In response, the facility’s developers – including Phil Tagami, a close friend of environment hawk Gov. Jerry Brown, sued the city in December, claiming it breached a 2013 agreement giving them the exclusive right to lease and develop the land.

OBOT’s breach of contract claim was the sole focus of Thursday’s hearing, during which Chhabria told Oakland’s attorney Kevin Siegel, “I don’t understand your argument.”

According to Siegel, OBOT’s developers never acquired a vested right to store or handle coal or petcoke at the terminal when they signed the agreement with the city, because the agreement didn’t expressly provide that right. Under the agreement, OBOT merely acquired a vested right to develop and operate the terminal, he said.

Chhabria didn’t seem convinced.

“I think it gives OBOT vested rights to develop a terminal and develop and use that terminal under the Oakland regulations that existed at the time of the approval of the development agreement,” the judge said. “Those are the vested rights that OBOT has.
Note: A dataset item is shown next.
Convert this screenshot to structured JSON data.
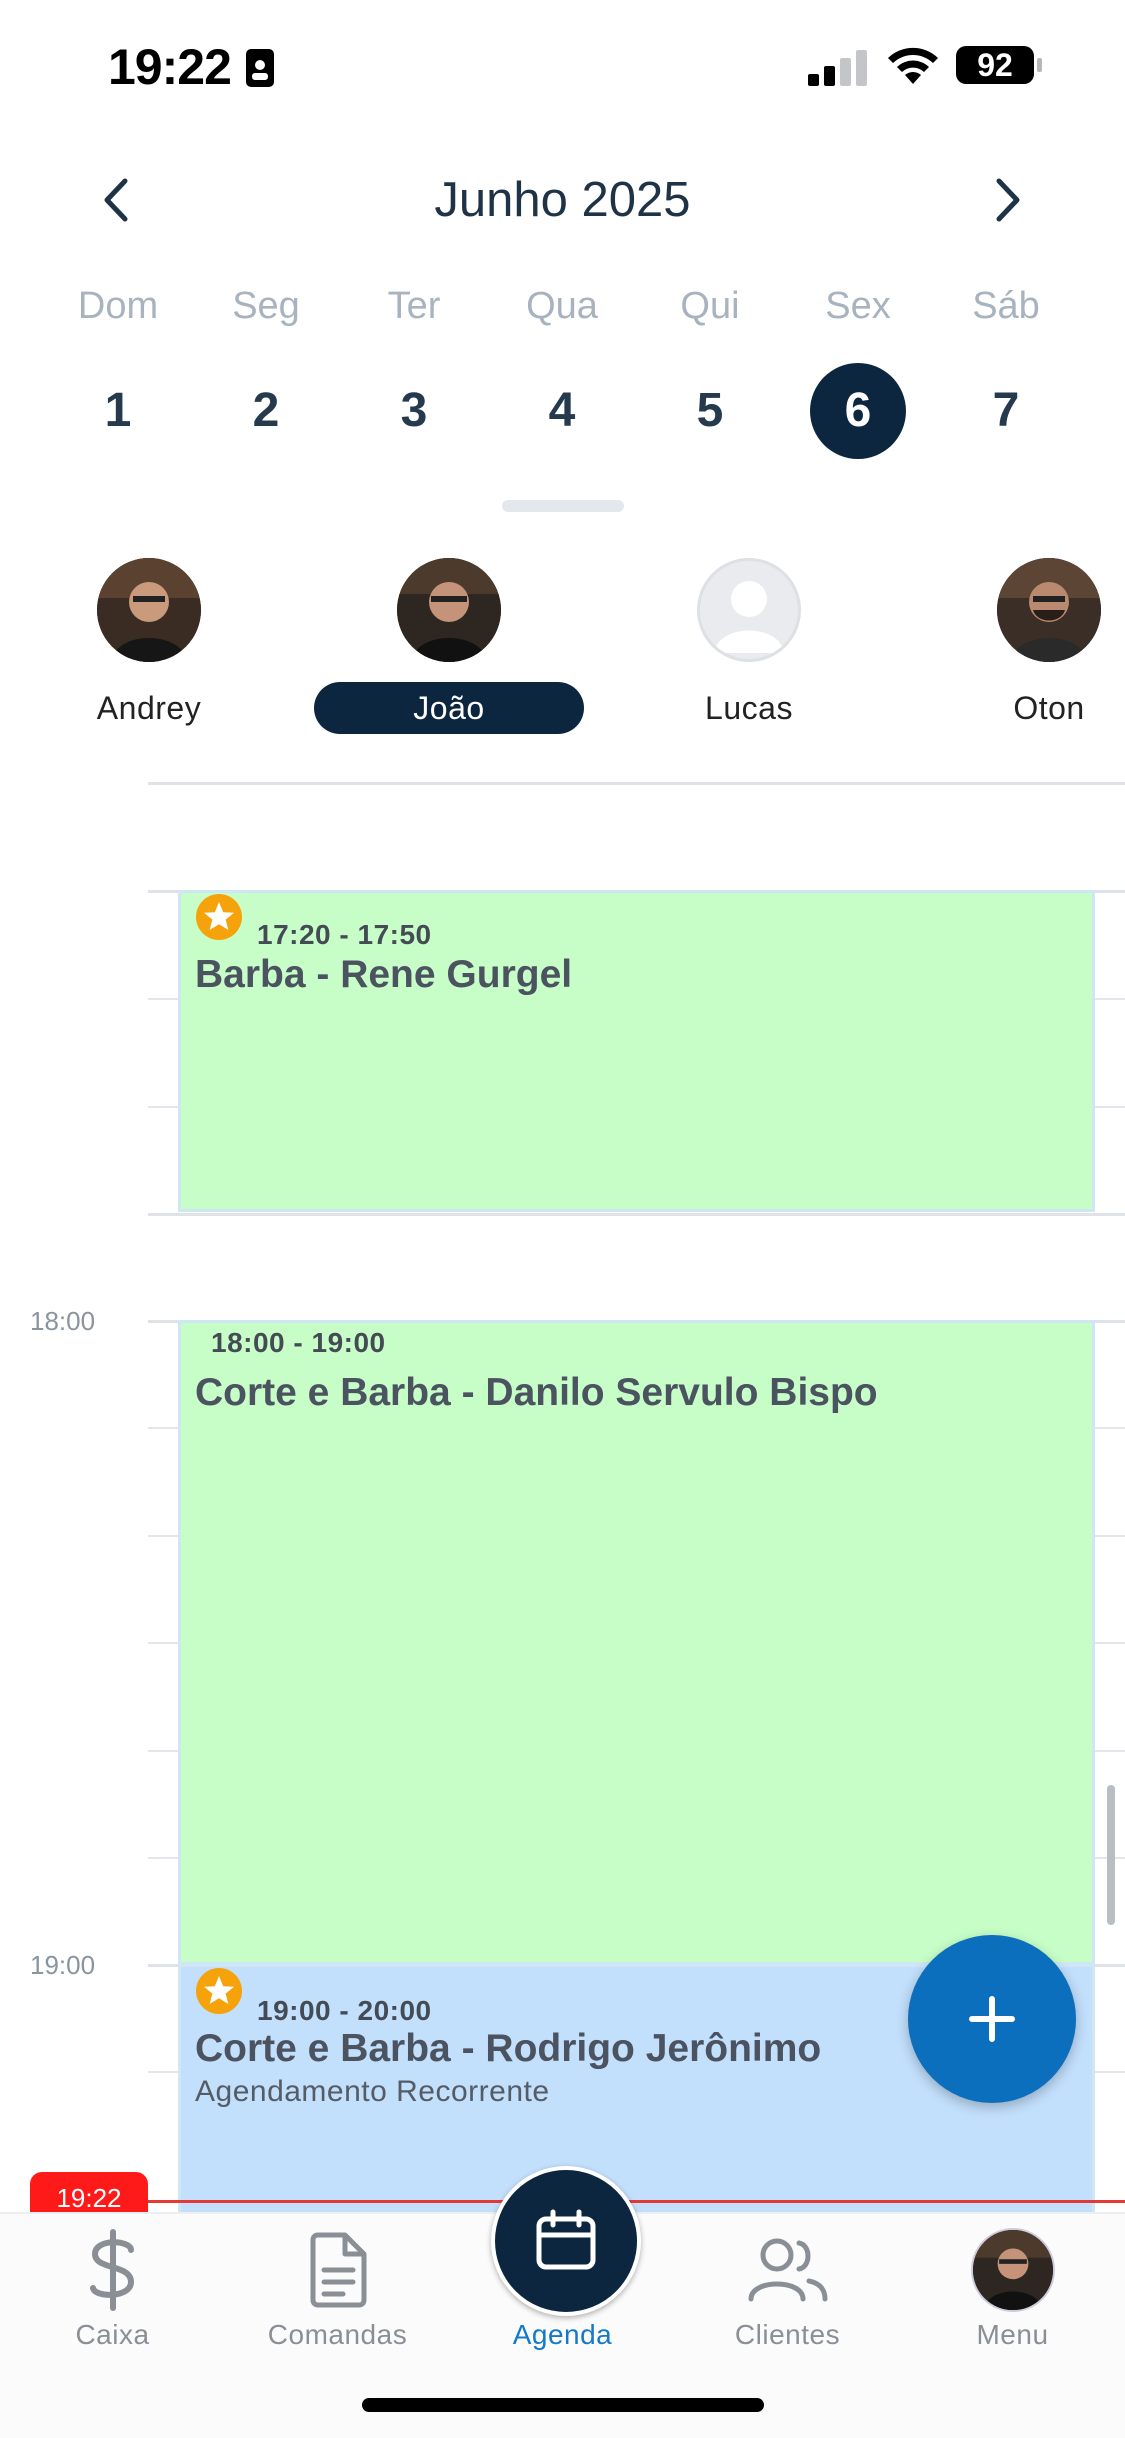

So you would have to point to something in the Oakland regulations that existed at the time of the approval of the agreement suggesting they wouldn’t be able to store or load or offload coal at the terminal.”

The agreement defines “applicable city regulations” as regulations that existed when the agreement was signed, plus “other city regulations.”

Siegel countered that “other city regulations” includes future regulations, like the one the city council passed last June.

“…in effect as of the time in question,” Chhabria clarified, reading from the agreement’s definition of “city regulations.”

The definition of “city regulations” reads:

“The General Plan of City, the Oakland Army Base Redevelopment Plan (as amended prior to the Adoption Date), Oakland Army Base Reuse Plan (as amended prior to the Adoption Date), and all other ordinances, resolutions, codes, rules, regulations and policies in effect as of the time in question.”

Holding fast to his argument, Siegel told Chhabria that the definition of “other city regulations” allows Oakland to impose new regulations where the development agreement is silent on an issue. “And the development agreement is silent as to what types of commodities can be shipped through this terminal,” he said.

“All they secured was a vested right to a bulk goods terminal, so that doesn’t preclude any [future] regulations,” he added.

“It’s a vested right to develop a bulk goods terminal to existing regulations,” Chhabria shot back. “Do you deny that the regulations that existed at the time the agreement was entered into would not have precluded the terminal from shipping coal?”

“As far as I’m aware there was nothing in the existing city regulations that would have spoken to that,” responded Siegel.

Chhabria grimaced.

Chhabria also revealed that he was leaning toward granting a motion by environmental groups the Sierra Club and San Francisco Baykeeper to intervene as defendants, as long as doing so wouldn’t allow them to obstruct a settlement agreement between the city and OBOT, or force a trial between the interveners and OBOT if a settlement is reached.

OBOT and Oakland are currently in mediation over the ban.

OBOT’s attorney Meredith Shaw argued against granting the groups’ motion to intervene, but did not address the city’s motion to dismiss the case.

However, OBOT did file a written response to Oakland’s motion to dismiss, arguingĀ that the development agreement granted it a vested right to store and handle any bulk goods at the terminal, including coal and petcoke.

A bench trial is scheduled for Jan. 16, 2018.

Siegel is with Burke, Williams & Sorensen in Oakland, and Shaw is with Quinn Emanuel Urquhart & Sullivan in San Francisco.